Screen Time vs Gritting Your Teeth
Sure, we allow our sons ‘screen time’ and they go to friend’s birthday parties at indoor play centers. We would be disadvantaging them from much needed social interaction and intellectual development if we didn’t. But we feel we have been able to strike a balance between a healthy amount of screen time and the ‘artificial world’, against experiences in the great outdoors. Ultimately though, what it all boils down to, is I feel a significant responsibility as a parent to lead by example and create an environment for my sons that normalizes connecting with nature, regular participation in physical activity beyond the confines of the concrete jungle, and that getting outside your comfort zone and gritting your teeth every once in a while, is a healthy part of your development. The added bonus is that we create lifelong memories together and engage in undistracted quality time as a family.

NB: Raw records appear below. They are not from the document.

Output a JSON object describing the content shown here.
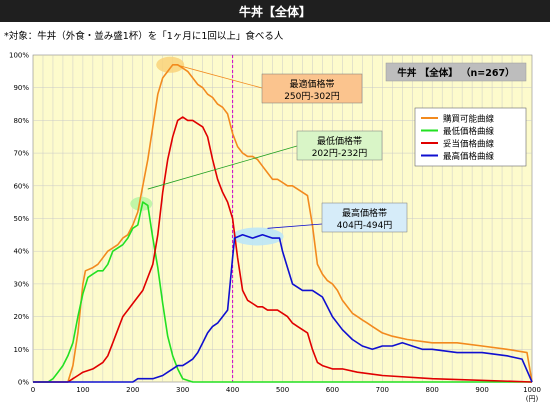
{
  "header": {
    "title": "牛丼【全体】",
    "subtitle": "*対象：牛丼（外食・並み盛1杯）を「1ヶ月に1回以上」食べる人"
  },
  "colors": {
    "purchasable": "#f28a1e",
    "lowest": "#22e022",
    "appropriate": "#e00000",
    "highest": "#1010d0",
    "plot_bg": "#fdfbcc",
    "box_orange_bg": "#fbc48e",
    "box_green_bg": "#d9f5c7",
    "box_blue_bg": "#d6ecf9"
  },
  "chart_data": {
    "type": "line",
    "title": "牛丼【全体】（n=267）",
    "xlabel": "(円)",
    "ylabel": "",
    "xlim": [
      0,
      1000
    ],
    "ylim": [
      0,
      100
    ],
    "x_ticks": [
      "0",
      "100",
      "200",
      "300",
      "400",
      "500",
      "600",
      "700",
      "800",
      "900",
      "1000"
    ],
    "y_ticks": [
      "0%",
      "10%",
      "20%",
      "30%",
      "40%",
      "50%",
      "60%",
      "70%",
      "80%",
      "90%",
      "100%"
    ],
    "grid": true,
    "legend_position": "top-right",
    "reference_line_x": 400,
    "series": [
      {
        "name": "購買可能曲線",
        "key": "purchasable",
        "points": [
          [
            0,
            0
          ],
          [
            70,
            0
          ],
          [
            80,
            5
          ],
          [
            90,
            15
          ],
          [
            100,
            30
          ],
          [
            105,
            34
          ],
          [
            120,
            35
          ],
          [
            130,
            36
          ],
          [
            140,
            38
          ],
          [
            150,
            40
          ],
          [
            160,
            41
          ],
          [
            170,
            42
          ],
          [
            180,
            44
          ],
          [
            190,
            45
          ],
          [
            200,
            48
          ],
          [
            210,
            52
          ],
          [
            220,
            60
          ],
          [
            230,
            68
          ],
          [
            240,
            78
          ],
          [
            250,
            88
          ],
          [
            260,
            93
          ],
          [
            270,
            95
          ],
          [
            280,
            97
          ],
          [
            290,
            97
          ],
          [
            300,
            96
          ],
          [
            310,
            95
          ],
          [
            320,
            93
          ],
          [
            330,
            91
          ],
          [
            340,
            90
          ],
          [
            350,
            88
          ],
          [
            360,
            87
          ],
          [
            370,
            85
          ],
          [
            380,
            84
          ],
          [
            390,
            82
          ],
          [
            400,
            76
          ],
          [
            410,
            72
          ],
          [
            420,
            70
          ],
          [
            430,
            69
          ],
          [
            440,
            69
          ],
          [
            450,
            68
          ],
          [
            460,
            66
          ],
          [
            470,
            64
          ],
          [
            480,
            62
          ],
          [
            490,
            62
          ],
          [
            500,
            61
          ],
          [
            510,
            60
          ],
          [
            520,
            60
          ],
          [
            530,
            59
          ],
          [
            540,
            58
          ],
          [
            550,
            57
          ],
          [
            560,
            48
          ],
          [
            570,
            36
          ],
          [
            580,
            33
          ],
          [
            590,
            31
          ],
          [
            600,
            30
          ],
          [
            610,
            28
          ],
          [
            620,
            25
          ],
          [
            630,
            23
          ],
          [
            640,
            21
          ],
          [
            650,
            20
          ],
          [
            660,
            19
          ],
          [
            670,
            18
          ],
          [
            680,
            17
          ],
          [
            700,
            15
          ],
          [
            720,
            14
          ],
          [
            750,
            13
          ],
          [
            800,
            12
          ],
          [
            850,
            12
          ],
          [
            900,
            11
          ],
          [
            950,
            10
          ],
          [
            990,
            9
          ],
          [
            1000,
            0
          ]
        ]
      },
      {
        "name": "最低価格曲線",
        "key": "lowest",
        "points": [
          [
            0,
            0
          ],
          [
            30,
            0
          ],
          [
            40,
            1
          ],
          [
            50,
            3
          ],
          [
            60,
            5
          ],
          [
            70,
            8
          ],
          [
            80,
            12
          ],
          [
            90,
            20
          ],
          [
            100,
            27
          ],
          [
            110,
            32
          ],
          [
            120,
            33
          ],
          [
            130,
            34
          ],
          [
            140,
            34
          ],
          [
            150,
            36
          ],
          [
            160,
            40
          ],
          [
            170,
            41
          ],
          [
            180,
            42
          ],
          [
            190,
            44
          ],
          [
            200,
            47
          ],
          [
            210,
            48
          ],
          [
            220,
            55
          ],
          [
            230,
            54
          ],
          [
            240,
            44
          ],
          [
            250,
            35
          ],
          [
            260,
            24
          ],
          [
            270,
            14
          ],
          [
            280,
            8
          ],
          [
            290,
            4
          ],
          [
            300,
            1
          ],
          [
            320,
            0
          ],
          [
            1000,
            0
          ]
        ]
      },
      {
        "name": "妥当価格曲線",
        "key": "appropriate",
        "points": [
          [
            0,
            0
          ],
          [
            70,
            0
          ],
          [
            80,
            1
          ],
          [
            90,
            2
          ],
          [
            100,
            3
          ],
          [
            120,
            4
          ],
          [
            140,
            6
          ],
          [
            150,
            8
          ],
          [
            160,
            12
          ],
          [
            170,
            16
          ],
          [
            180,
            20
          ],
          [
            190,
            22
          ],
          [
            200,
            24
          ],
          [
            220,
            28
          ],
          [
            240,
            36
          ],
          [
            250,
            45
          ],
          [
            260,
            58
          ],
          [
            270,
            68
          ],
          [
            280,
            75
          ],
          [
            290,
            80
          ],
          [
            300,
            81
          ],
          [
            310,
            80
          ],
          [
            320,
            80
          ],
          [
            330,
            79
          ],
          [
            340,
            78
          ],
          [
            350,
            75
          ],
          [
            360,
            68
          ],
          [
            370,
            62
          ],
          [
            380,
            58
          ],
          [
            390,
            55
          ],
          [
            400,
            50
          ],
          [
            410,
            38
          ],
          [
            420,
            28
          ],
          [
            430,
            25
          ],
          [
            440,
            24
          ],
          [
            450,
            23
          ],
          [
            460,
            23
          ],
          [
            470,
            22
          ],
          [
            480,
            22
          ],
          [
            490,
            22
          ],
          [
            500,
            21
          ],
          [
            510,
            20
          ],
          [
            520,
            18
          ],
          [
            530,
            17
          ],
          [
            540,
            16
          ],
          [
            550,
            15
          ],
          [
            560,
            10
          ],
          [
            570,
            6
          ],
          [
            580,
            5
          ],
          [
            600,
            4
          ],
          [
            620,
            4
          ],
          [
            650,
            3
          ],
          [
            700,
            2
          ],
          [
            800,
            1
          ],
          [
            1000,
            0
          ]
        ]
      },
      {
        "name": "最高価格曲線",
        "key": "highest",
        "points": [
          [
            0,
            0
          ],
          [
            180,
            0
          ],
          [
            200,
            0
          ],
          [
            210,
            1
          ],
          [
            220,
            1
          ],
          [
            240,
            1
          ],
          [
            260,
            2
          ],
          [
            270,
            3
          ],
          [
            280,
            4
          ],
          [
            290,
            5
          ],
          [
            300,
            5
          ],
          [
            310,
            6
          ],
          [
            320,
            7
          ],
          [
            330,
            9
          ],
          [
            340,
            12
          ],
          [
            350,
            15
          ],
          [
            360,
            17
          ],
          [
            370,
            18
          ],
          [
            380,
            20
          ],
          [
            390,
            22
          ],
          [
            400,
            38
          ],
          [
            404,
            44
          ],
          [
            420,
            45
          ],
          [
            440,
            44
          ],
          [
            460,
            45
          ],
          [
            480,
            44
          ],
          [
            490,
            44
          ],
          [
            494,
            44
          ],
          [
            500,
            40
          ],
          [
            510,
            35
          ],
          [
            520,
            30
          ],
          [
            530,
            29
          ],
          [
            540,
            28
          ],
          [
            550,
            28
          ],
          [
            560,
            28
          ],
          [
            570,
            27
          ],
          [
            580,
            26
          ],
          [
            590,
            23
          ],
          [
            600,
            20
          ],
          [
            620,
            16
          ],
          [
            640,
            13
          ],
          [
            660,
            11
          ],
          [
            680,
            10
          ],
          [
            700,
            11
          ],
          [
            720,
            11
          ],
          [
            740,
            12
          ],
          [
            760,
            11
          ],
          [
            780,
            10
          ],
          [
            800,
            10
          ],
          [
            850,
            9
          ],
          [
            900,
            9
          ],
          [
            950,
            8
          ],
          [
            980,
            7
          ],
          [
            1000,
            0
          ]
        ]
      }
    ]
  },
  "annotations": {
    "optimal": {
      "label": "最適価格帯",
      "range": "250円-302円"
    },
    "lowest": {
      "label": "最低価格帯",
      "range": "202円-232円"
    },
    "highest": {
      "label": "最高価格帯",
      "range": "404円-494円"
    },
    "sample_label": "牛丼 【全体】 （n=267）"
  }
}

“… but it’s too strenuous!”
I hear regularly from parents that they are reluctant to take their children on these sorts of adventures because it’s too strenuous, and their children aren’t physically capable of it just yet. Well, I beg to differ. The terrain that young children can negotiate and cover is mind blowing! Given the opportunity, adequate preparation, a little positive motivation, and of course parents leading by example, my young sons cover up to 20km in a single day over technical terrain, with some hefty elevation thrown in the mix to really test them. Of course, everybody has a different starting point, but don’t underestimate what young children are capable of when an outdoor activity is approached as an ‘adventure’. The return on investment with these sorts of activities is immeasurable.
Trail running has offered me friendships that are rich in knowledge, inspiration and support. During 2019, trail running with great friends of mine and well known DTRs, Matt La Frome, Clement Vigier and David Ohara, really opened my eyes to the incredible natural wonders locked away in the Hajar Mountain range and other adventures. Also chatting to experienced friends like Emily Hoa from Arabian Fit Trekkers about lesser-known hiking/trail running routes, and suitable camping locations, particularly for the warmer months, expanded my knowledge of ‘life outside the cities’ even further. I’ll be forever grateful to these people for the knowledge and experience they passed on and I am now able to share with my family. It has shaped the way I now live life here in the UAE.
Final Words of Wisdom
There has been extensive trail development works across the Hajar Mountains recently, which has encouraged higher volumes of foot traffic. It’s fantastic to see more people getting out of the cities and embracing the great outdoors, but there’s also been an increase in the volume of rubbish left on the trails and in the frequency of mountain rescues, as some newcomers underestimate the hard work and preparation while overestimating their skills. Some infrastructure development in key areas that educates people on environmental respect and conservation, as well as appropriate pre-hike/run preparation would benefit all. Also, some form of trash collection system would be a worthwhile addition. The Hajar Mountains are stunning but can be brutal and unforgiving at the same time. Safety and leaving no trace should always be the priorities.
Next on the agenda this year is a high-altitude fast packing trip in the Himalayas in May, which serves as a lead into the infamous Tor des Geants around the Aosta Valley, Italy in September. Details to follow.